Apalagi dalam Islam, tidak ada yang luput sedikit pun di dunia ini tanpa adanya syariat yang mengaturnya. Banyaknya peristiwa yang terjadi seharusnya menjadi cermin yang mengingatkan manusia atas kekeliruannya dalam mengelola sumber daya alam. Silih berganti musibah adalah wujud teguran atas dosa serta kezaliman yang dilakukan oleh tangan- tangan manusia tak beradab. Sehingga hilir mudik petaka, baik di darat maupun di laut, menjadi sanksi alam bagi manusia. Semakin banyak kerusakan terhadap alam yang dilakukan oleh manusia, semakin besar dampak yang akan dirasakan oleh mereka sendiri.
“Telah tampak kerusakan di darat dan di laut disebabkan oleh perbuatan tangan manusia. Supaya Allah menghendaki agar mereka merasakan sebagian dari akibat perbuatan mereka. Agar mereka kembali ke jalan yang benar.” (TQS. Ar-Rum:41)
Islam sebuah agama yang penuh rahmat, di dalamnya telah disempurnakan hukum dan aturan yang sesuai bagi manusia. Dalam hal pengelolaan air sebagai kebutuhan vital masyarakat, Islam mengklasifikasikannya sebagai milik publik. Yang dimaksud air di sini seperti sungai, danau, waduk dsb. Dalam aturan Islam, negara wajib mengelola sepenuhnya untuk kemaslahatan rakyat, dan haram diserahkan kepada swasta. Tujuannya memudahkan masyarakat agar tidak kesulitan mengaksesnya. Negara turut mengupayakan pendistribusian sebaik mungkin agar masyarakat di mana pun bisa mendapatkan air dengan mudah. Termasuk mengoptimalkan pembiayaan dari Baitulmal agar dapat mengembangkan teknologi mutakhir untuk melayani seluruh kebutuhan rakyat terhadap air, baik untuk air minum, industri, atau pun pertanian.
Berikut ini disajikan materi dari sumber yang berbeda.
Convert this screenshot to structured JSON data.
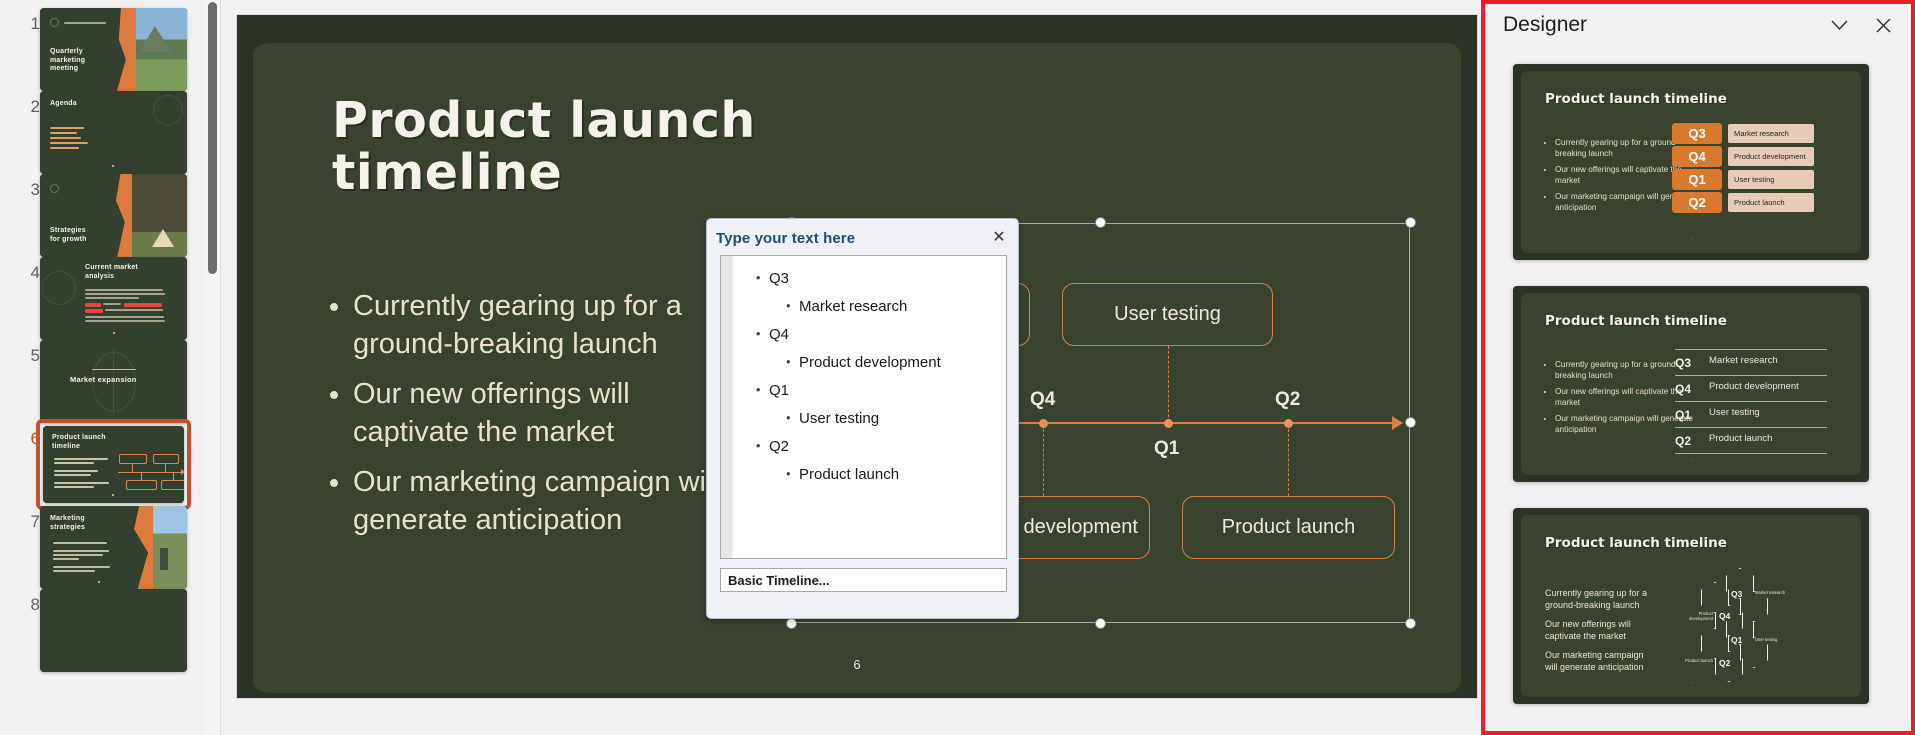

Juga wajib, negara mengatur pola pengembangan kawasan dengan tata kota terbaik dan menjauhkan dari pengalihan fungsi yang justru menyebabkan rusaknya alam, bumi di mana manusia tinggal. Negara juga wajib melakukan pengawasan terhadap alam dan pemanfaatan oleh masyarakat (untuk kebutuhan sehari-hari) melalui Muhtasib (pengadilan Hisbah) yang tugas pokoknya menjaga terpeliharanya hak publik secara umum. Negara juga wajib mencegah segala bahaya (dharar) atau kerusakan (fasad) pada sungai,hutan, dll. Juga melakukan konservasi lahan, menjaga keanekaragaman hayati (biodiversity), melakukan penelitian dsb.
Sanksi ta’zir yang tegas oleh negara akan dijatuhkan kepada semua pihak yang merusak alam. Ta’zir ini dapat berupa denda, cambuk, penjara bahkan hukuman mati, tergantung tingkat bahaya dan kerugian yang ditimbulkannya. Pada prinsipnya, dengan adanya ta’zir akan menimbulkan efek jera agar kejahatan perusakan alam tidak terjadi lagi.
Melalui penerapan syariat Islam secara menyeluruhlah, semua mampu diwujudkan. Kekeringan maupun banjir yang merupakan kodrat alam, dapat diatasi secara tuntas dengan seperangkat aturan dan dinaungi oleh negara yang tunduk pada syariat. Sehingga kemaslahatan bisa dirasakan seluruh lapisan masyarakat. Allah berfirman : “Jikalau sekiranya penduduk negeri ini beriman dan bertakwa pastilah kami limpahkan kepada mereka berkah dari langit dan bumi, tetapi mereka mendustakan ayat-ayat Kami, maka Kami siksa mereka disebabkan perbuatan mereka.” (TQS. Al A’Raf : 96)
Semoga peristiwa yang terjadi ini dapat diambil sebagai iktibar untuk segera berbenah, agar rahmat bagi semesta bisa dirasakan seluruh anak beserta keturunan kita.